As a professional life coach, there is an abundance of self-learning with my clients, as well as insights I’ve had about myself working with my own coach. I’ve discovered how much humor and laughter are the essence of me, much like sadness and crying. They are all emotions that run deep within me, and intrinsically connect me with others. It got me thinking of going on the road and starting the Coaching Cancer Comedy Tour (insert chuckle!). And just like my cancer, drinks are buy one get one free! I’m not sure it would be a sell-out event, but it sure is how I often feel and I wonder if others may feel the same too.

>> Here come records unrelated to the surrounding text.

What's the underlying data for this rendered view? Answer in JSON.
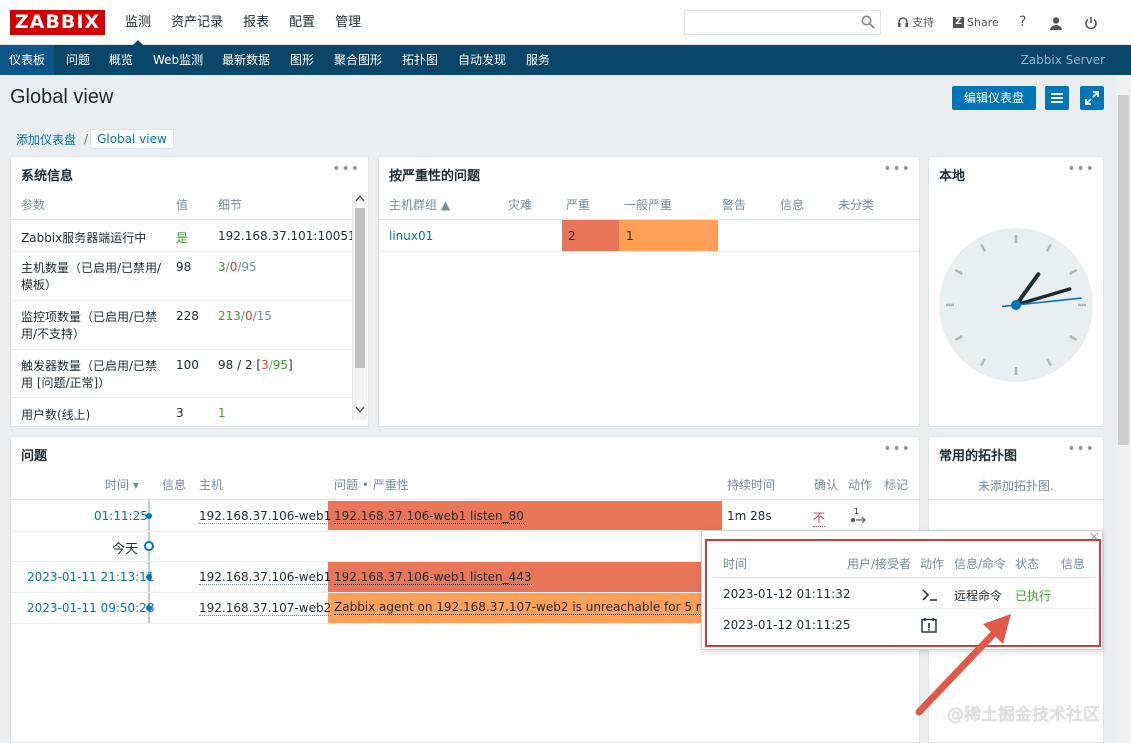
{
  "brand": {
    "logo": "ZABBIX"
  },
  "main_menu": [
    {
      "label": "监测",
      "active": true
    },
    {
      "label": "资产记录"
    },
    {
      "label": "报表"
    },
    {
      "label": "配置"
    },
    {
      "label": "管理"
    }
  ],
  "header": {
    "support": "支持",
    "share": "Share",
    "help": "?"
  },
  "sub_menu": [
    {
      "label": "仪表板",
      "active": true
    },
    {
      "label": "问题"
    },
    {
      "label": "概览"
    },
    {
      "label": "Web监测"
    },
    {
      "label": "最新数据"
    },
    {
      "label": "图形"
    },
    {
      "label": "聚合图形"
    },
    {
      "label": "拓扑图"
    },
    {
      "label": "自动发现"
    },
    {
      "label": "服务"
    }
  ],
  "server_name": "Zabbix Server",
  "page": {
    "title": "Global view",
    "edit_button": "编辑仪表盘"
  },
  "breadcrumb": {
    "parent": "添加仪表盘",
    "separator": "/",
    "current": "Global view"
  },
  "widget_menu_glyph": "•••",
  "system_info": {
    "title": "系统信息",
    "columns": [
      "参数",
      "值",
      "细节"
    ],
    "rows": [
      {
        "param": "Zabbix服务器端运行中",
        "value": "是",
        "detail": "192.168.37.101:10051"
      },
      {
        "param": "主机数量（已启用/已禁用/模板）",
        "value": "98",
        "d1": "3",
        "s1": "/",
        "d2": "0",
        "s2": "/",
        "d3": "95"
      },
      {
        "param": "监控项数量（已启用/已禁用/不支持）",
        "value": "228",
        "d1": "213",
        "s1": "/",
        "d2": "0",
        "s2": "/",
        "d3": "15"
      },
      {
        "param": "触发器数量（已启用/已禁用 [问题/正常]）",
        "value": "100",
        "d0": "98 / 2 [",
        "d1": "3",
        "s1": "/",
        "d2": "95",
        "s2": "]"
      },
      {
        "param": "用户数(线上)",
        "value": "3",
        "detail": "1"
      }
    ]
  },
  "problems_by_severity": {
    "title": "按严重性的问题",
    "columns": [
      "主机群组 ▲",
      "灾难",
      "严重",
      "一般严重",
      "警告",
      "信息",
      "未分类"
    ],
    "row": {
      "group": "linux01",
      "high": "2",
      "average": "1"
    }
  },
  "local_clock": {
    "title": "本地",
    "hour": 1,
    "minute": 12,
    "second": 14
  },
  "problems": {
    "title": "问题",
    "columns": [
      "时间 ▾",
      "信息",
      "主机",
      "问题 • 严重性",
      "持续时间",
      "确认",
      "动作",
      "标记"
    ],
    "rows": [
      {
        "time": "01:11:25",
        "host": "192.168.37.106-web1",
        "problem": "192.168.37.106-web1 listen_80",
        "duration": "1m 28s",
        "ack": "不",
        "action_count": "1",
        "severity": "high"
      },
      {
        "time": "2023-01-11 21:13:11",
        "host": "192.168.37.106-web1",
        "problem": "192.168.37.106-web1 listen_443",
        "severity": "high"
      },
      {
        "time": "2023-01-11 09:50:28",
        "host": "192.168.37.107-web2",
        "problem": "Zabbix agent on 192.168.37.107-web2 is unreachable for 5 minutes",
        "severity": "average"
      }
    ],
    "today_label": "今天"
  },
  "fav_maps": {
    "title": "常用的拓扑图",
    "empty": "未添加拓扑图."
  },
  "action_popup": {
    "close": "×",
    "columns": [
      "时间",
      "用户/接受者",
      "动作",
      "信息/命令",
      "状态",
      "信息"
    ],
    "rows": [
      {
        "time": "2023-01-12 01:11:32",
        "command": "远程命令",
        "status": "已执行"
      },
      {
        "time": "2023-01-12 01:11:25"
      }
    ]
  },
  "watermark": "@稀土掘金技术社区",
  "colors": {
    "accent": "#0275b8",
    "nav": "#0a466a",
    "high": "#e97659",
    "average": "#ffa059",
    "brand": "#d40000"
  }
}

When my doctors told me that thyroid cancer is very treatable and “the good cancer to get”, I felt some relief. However, a second cancer growing in my body is still a kick in the gut. When I paused to listen to my gut, I realized that it is also telling me something new here. I have a new freedom to live my life. Laugh out loud (giggling as my youngest son announces to me that I need to tell more jokes!). Unfilter my voice (coach more, write and blog!). Make bold choices (book that trip to Europe I’ve been putting off!). That’s what I choose to do as I navigate the treatment to eradicate cancer once again from my body. I’m owning it and being with it. I’m claiming that cancer is here and I’m empowered by the gifts it has given me: to see clearly, to hear differently, to feel deeply and to laugh all the more, everyday. This is my mantra and I am LIVING it!